新馬戦は逃げ切り勝ち。続くサウジアラビアRCは離れた2番手からで、実質的に逃げるような競馬しか経験していませんでした。多頭数のG1で包まれた時にどうなるか。まして1枠2番の内枠です。テンに行きたい馬も多く、スタートで少しでも立ち遅れれば、包まれ、もまれる最悪の展開も想像できました。
最高のスタートは人馬に余裕を生みました。1ハロンを過ぎたあたりで、隣のオールパルフェが行く構えを見せると、好位に控えます。それも無理に引っ張るのではなく、じわっと下げました。結果的に前後半800メートルずつのラップが45秒7-48秒2というハイペースですから、控えた判断は大正解。直線で見せた瞬発力も光りました。
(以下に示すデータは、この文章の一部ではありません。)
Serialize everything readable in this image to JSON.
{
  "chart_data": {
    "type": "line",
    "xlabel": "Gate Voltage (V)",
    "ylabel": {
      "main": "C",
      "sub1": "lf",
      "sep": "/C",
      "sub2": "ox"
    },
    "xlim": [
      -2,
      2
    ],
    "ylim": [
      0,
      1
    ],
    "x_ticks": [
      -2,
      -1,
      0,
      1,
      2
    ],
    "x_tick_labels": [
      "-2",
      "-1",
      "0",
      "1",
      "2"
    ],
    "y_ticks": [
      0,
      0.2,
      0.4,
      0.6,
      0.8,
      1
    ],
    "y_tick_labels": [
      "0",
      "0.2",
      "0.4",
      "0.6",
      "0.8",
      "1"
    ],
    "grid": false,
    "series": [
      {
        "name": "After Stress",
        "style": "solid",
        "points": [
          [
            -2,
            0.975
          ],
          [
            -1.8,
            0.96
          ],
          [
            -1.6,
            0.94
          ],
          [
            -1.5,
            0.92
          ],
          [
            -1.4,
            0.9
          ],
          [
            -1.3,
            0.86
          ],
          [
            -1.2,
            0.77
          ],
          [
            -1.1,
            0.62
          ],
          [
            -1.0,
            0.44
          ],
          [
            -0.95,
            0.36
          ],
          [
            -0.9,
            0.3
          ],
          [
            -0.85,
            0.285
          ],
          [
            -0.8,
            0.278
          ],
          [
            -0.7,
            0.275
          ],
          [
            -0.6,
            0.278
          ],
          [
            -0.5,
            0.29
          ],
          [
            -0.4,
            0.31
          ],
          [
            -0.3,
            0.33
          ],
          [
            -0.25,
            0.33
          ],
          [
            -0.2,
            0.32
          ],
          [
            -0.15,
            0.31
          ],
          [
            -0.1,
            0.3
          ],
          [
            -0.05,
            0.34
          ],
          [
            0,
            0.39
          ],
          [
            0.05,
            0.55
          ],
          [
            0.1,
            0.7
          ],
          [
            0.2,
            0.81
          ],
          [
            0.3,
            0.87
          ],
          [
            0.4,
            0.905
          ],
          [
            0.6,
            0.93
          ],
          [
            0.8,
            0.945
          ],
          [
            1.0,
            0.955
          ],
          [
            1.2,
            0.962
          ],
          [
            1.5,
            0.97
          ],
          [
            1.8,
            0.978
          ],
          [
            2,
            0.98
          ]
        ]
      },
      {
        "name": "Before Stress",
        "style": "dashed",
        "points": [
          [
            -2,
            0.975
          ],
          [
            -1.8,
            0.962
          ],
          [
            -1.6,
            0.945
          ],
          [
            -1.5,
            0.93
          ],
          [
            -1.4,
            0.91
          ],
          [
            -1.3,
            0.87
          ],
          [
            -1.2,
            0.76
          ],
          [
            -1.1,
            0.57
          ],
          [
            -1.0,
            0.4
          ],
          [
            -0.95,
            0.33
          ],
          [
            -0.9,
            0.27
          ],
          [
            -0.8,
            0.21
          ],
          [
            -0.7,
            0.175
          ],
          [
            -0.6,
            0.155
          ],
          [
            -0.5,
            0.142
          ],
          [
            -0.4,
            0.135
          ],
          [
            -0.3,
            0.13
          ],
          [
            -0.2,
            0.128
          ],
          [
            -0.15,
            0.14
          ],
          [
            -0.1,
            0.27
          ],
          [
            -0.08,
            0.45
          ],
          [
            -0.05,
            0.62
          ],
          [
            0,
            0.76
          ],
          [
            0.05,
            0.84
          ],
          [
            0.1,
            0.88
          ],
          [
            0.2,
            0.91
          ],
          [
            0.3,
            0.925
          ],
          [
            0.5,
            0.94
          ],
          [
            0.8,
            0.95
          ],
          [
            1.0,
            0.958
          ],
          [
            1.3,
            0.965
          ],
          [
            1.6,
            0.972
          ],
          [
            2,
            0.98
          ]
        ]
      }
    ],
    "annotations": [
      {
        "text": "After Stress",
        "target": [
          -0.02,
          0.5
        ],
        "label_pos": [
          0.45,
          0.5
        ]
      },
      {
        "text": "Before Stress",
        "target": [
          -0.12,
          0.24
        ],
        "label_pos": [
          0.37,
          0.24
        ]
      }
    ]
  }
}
坂井騎手は秋華賞でのG1初勝利に続く2勝目。急成長ですね。とはいえ、一朝一夕でこうなったわけではありません。早くから海外へ出向き、矢作厩舎のバックアップも受けながら力を蓄えてきました。他厩舎からも声がかかるようになり、騎乗馬の質が上がり、今回のようなチャンスをものにする。トップジョッキーへのステップを順調に踏んでいます。今後の活躍がますます楽しみです。
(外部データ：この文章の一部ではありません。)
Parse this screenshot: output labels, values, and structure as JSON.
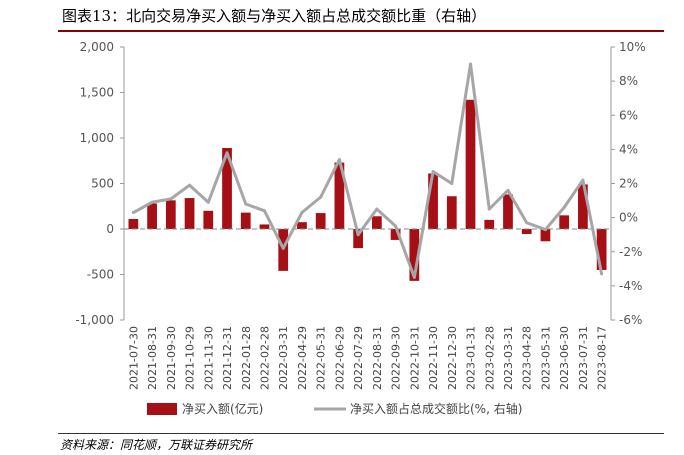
{
  "header": {
    "title": "图表13：北向交易净买入额与净买入额占总成交额比重（右轴）",
    "source": "资料来源：同花顺，万联证券研究所"
  },
  "chart_data": {
    "type": "bar",
    "categories": [
      "2021-07-30",
      "2021-08-31",
      "2021-09-30",
      "2021-10-29",
      "2021-11-30",
      "2021-12-31",
      "2022-01-28",
      "2022-02-28",
      "2022-03-31",
      "2022-04-29",
      "2022-05-31",
      "2022-06-29",
      "2022-07-29",
      "2022-08-31",
      "2022-09-30",
      "2022-10-31",
      "2022-11-30",
      "2022-12-30",
      "2023-01-31",
      "2023-02-28",
      "2023-03-31",
      "2023-04-28",
      "2023-05-31",
      "2023-06-30",
      "2023-07-31",
      "2023-08-17"
    ],
    "series": [
      {
        "name": "净买入额(亿元)",
        "type": "bar",
        "axis": "left",
        "color": "#a50f15",
        "values": [
          110,
          280,
          315,
          340,
          200,
          890,
          180,
          50,
          -460,
          75,
          175,
          730,
          -210,
          140,
          -120,
          -570,
          610,
          360,
          1420,
          100,
          380,
          -55,
          -135,
          150,
          490,
          -450
        ]
      },
      {
        "name": "净买入额占总成交额比(%, 右轴)",
        "type": "line",
        "axis": "right",
        "color": "#a6a6a6",
        "values": [
          0.3,
          0.9,
          1.1,
          1.9,
          0.9,
          3.8,
          0.8,
          0.4,
          -1.8,
          0.3,
          1.2,
          3.4,
          -1.0,
          0.5,
          -0.5,
          -3.5,
          2.7,
          2.0,
          9.0,
          0.5,
          1.6,
          -0.3,
          -0.7,
          0.6,
          2.2,
          -3.3
        ]
      }
    ],
    "y_left": {
      "min": -1000,
      "max": 2000,
      "ticks": [
        -1000,
        -500,
        0,
        500,
        1000,
        1500,
        2000
      ],
      "tick_labels": [
        "-1,000",
        "-500",
        "0",
        "500",
        "1,000",
        "1,500",
        "2,000"
      ]
    },
    "y_right": {
      "min": -6,
      "max": 10,
      "ticks": [
        -6,
        -4,
        -2,
        0,
        2,
        4,
        6,
        8,
        10
      ],
      "tick_labels": [
        "-6%",
        "-4%",
        "-2%",
        "0%",
        "2%",
        "4%",
        "6%",
        "8%",
        "10%"
      ]
    },
    "grid": false,
    "legend_position": "bottom"
  }
}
2着ダノンタッチダウンは1頭だけ中団より後ろから差してきました。6枠12番からいったん内ラチ沿いまで寄せて、直線はまた外へ出すという、川田騎手も苦心の騎乗でした。それだけ今の阪神で外枠は不利なのでしょう。勝ち馬との首差は、枠順の差だと思います。3着レイベリングはパドックでもおとなしく、レースも外々を回りながら上手に走りました。日本に入ってきたフランケル産駒には走るごとに気難しさを増す馬が多いですが、この馬はその心配がなさそうです。(JRA元調教師)
ドルチェモアで朝日杯FSを制しガッツポーズを見せる坂井騎手(撮影・前岡正明)
[2022年12月18日]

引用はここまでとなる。